Demographer Bernard Salt went one step further, describing Melbourne as "a car that's being driven too fast".

"You get the speed, things start to shake," he said. "There are times when a city grows too fast and I think we're in that time at the moment … But that does not mean shutting the gate … it might mean closing it a bit."

As Melbourne's suburbs strain under the unrelenting growth, Victoria's opposition has pitched a plan to voters to cope with the influx.

Liberal leader and would-be premier Matthew Guy told reporters yesterday it was time to cap the number of newcomers to Melbourne. He said he would do just that if elected in November.

Melbourne is growing so rapidly that politicians are posturing about how to cope.
Melbourne is growing so rapidly that politicians are posturing about how to cope.

The plan would involve creating a seven-person commission to determine sustainable population levels, a push for greater decentralisation, working with the federal government to direct migrants to regional Victoria, and limiting rapidly growing new suburbs through council approvals.

"It's about time we focused on growing all of Victoria, not just Melbourne. We need to grow Victoria differently for the next 30 years than we have in the last 30 years," Mr Guy said.

He added that "tough and honest" conversations were needed.

Prime Minister Scott Morrison, meanwhile, told news.com.au this week that Australia's obsession with counting heads was flawed.

Mr Morrison said counting population was "fairly irrelevant" without looking closely at how each region could cope.

Melbourne: How many is too many?
Melbourne: How many is too many?

"You have got to understand what the population impacts are, not just in terms of how much the national population is growing by. That's a fairly irrelevant statistic," Mr Morrison said.

"What matters is what is it growing at in Melbourne; in the western suburbs; in the eastern suburbs. What is it doing in southeast Queensland? What is it doing in Townsville? What is it doing in Perth?"

He said that while Melbourne and Sydney were struggling under the weight of their respective populations, Adelaide was "crying out" for more immigration, not less.

"The idea of average population growth is about as helpful as average rainfall," he said. "It has the same practical meaning," he said.

"You can have very low levels of population growth that are actually being quite unhelpful in terms of what's happening in the economy, or social cohesion.
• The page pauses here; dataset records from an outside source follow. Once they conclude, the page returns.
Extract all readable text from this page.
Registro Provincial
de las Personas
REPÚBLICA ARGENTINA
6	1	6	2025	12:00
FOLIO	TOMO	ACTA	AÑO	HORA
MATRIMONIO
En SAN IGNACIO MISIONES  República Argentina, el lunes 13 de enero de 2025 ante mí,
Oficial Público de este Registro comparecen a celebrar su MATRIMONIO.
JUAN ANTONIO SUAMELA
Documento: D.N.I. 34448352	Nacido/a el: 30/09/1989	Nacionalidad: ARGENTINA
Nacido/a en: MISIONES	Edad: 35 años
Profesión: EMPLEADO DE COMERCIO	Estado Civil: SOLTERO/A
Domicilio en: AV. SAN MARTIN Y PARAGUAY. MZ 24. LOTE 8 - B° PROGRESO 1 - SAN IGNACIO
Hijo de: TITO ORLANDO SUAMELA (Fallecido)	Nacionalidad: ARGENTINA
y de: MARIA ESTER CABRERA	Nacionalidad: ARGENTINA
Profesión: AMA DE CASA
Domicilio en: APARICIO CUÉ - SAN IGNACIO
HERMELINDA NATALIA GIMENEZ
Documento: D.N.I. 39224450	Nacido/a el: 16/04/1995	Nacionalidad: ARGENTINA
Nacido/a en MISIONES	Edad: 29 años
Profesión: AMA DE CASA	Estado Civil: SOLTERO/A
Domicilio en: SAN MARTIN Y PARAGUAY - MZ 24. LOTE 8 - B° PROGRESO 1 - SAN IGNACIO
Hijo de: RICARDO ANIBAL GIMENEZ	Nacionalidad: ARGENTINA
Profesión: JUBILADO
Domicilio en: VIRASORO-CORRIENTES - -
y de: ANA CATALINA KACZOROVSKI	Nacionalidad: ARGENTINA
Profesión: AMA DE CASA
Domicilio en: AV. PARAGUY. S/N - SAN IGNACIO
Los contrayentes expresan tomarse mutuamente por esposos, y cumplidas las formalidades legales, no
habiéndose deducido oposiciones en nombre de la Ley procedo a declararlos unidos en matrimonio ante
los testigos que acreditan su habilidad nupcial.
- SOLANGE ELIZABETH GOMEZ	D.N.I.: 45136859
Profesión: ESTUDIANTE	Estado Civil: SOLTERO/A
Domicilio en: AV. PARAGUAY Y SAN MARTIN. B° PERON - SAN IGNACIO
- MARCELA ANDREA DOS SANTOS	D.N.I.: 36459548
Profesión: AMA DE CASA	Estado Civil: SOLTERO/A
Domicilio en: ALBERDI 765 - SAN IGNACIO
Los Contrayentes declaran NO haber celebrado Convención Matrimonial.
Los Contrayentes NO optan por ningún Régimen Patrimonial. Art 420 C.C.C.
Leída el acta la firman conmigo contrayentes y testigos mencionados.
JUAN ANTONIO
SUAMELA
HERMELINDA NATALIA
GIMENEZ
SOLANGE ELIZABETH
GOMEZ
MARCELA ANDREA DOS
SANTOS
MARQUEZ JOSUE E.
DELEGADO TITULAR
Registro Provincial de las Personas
Melbourne is growing at a much faster rate than Sydney. Picture: Hollie Adams/The Australian
Melbourne is growing at a much faster rate than Sydney. Picture: Hollie Adams/The Australian

"You can have high levels of it, which if it's all pretty much skills based and everybody's in a job and it's focused on regional areas, it can be quite suitably absorbed."

According to the Australian Bureau of Statistics, Australia's population grew by 380,700 people last year. Australia topped 25 million people at 11pm on August 7, and is adding a new resident every minute and 23 seconds.

Our annual population growth sits at 1.6 per cent, slightly higher than a global growth of 1.2 per cent and the highest of the G12 nations.

This means we'll probably stand at 26 million in another three years from now, and if growth remains at this rate, there should be 40 million of us by mid-century.

Greater Melbourne is expected to be home to 8 million people by 2050.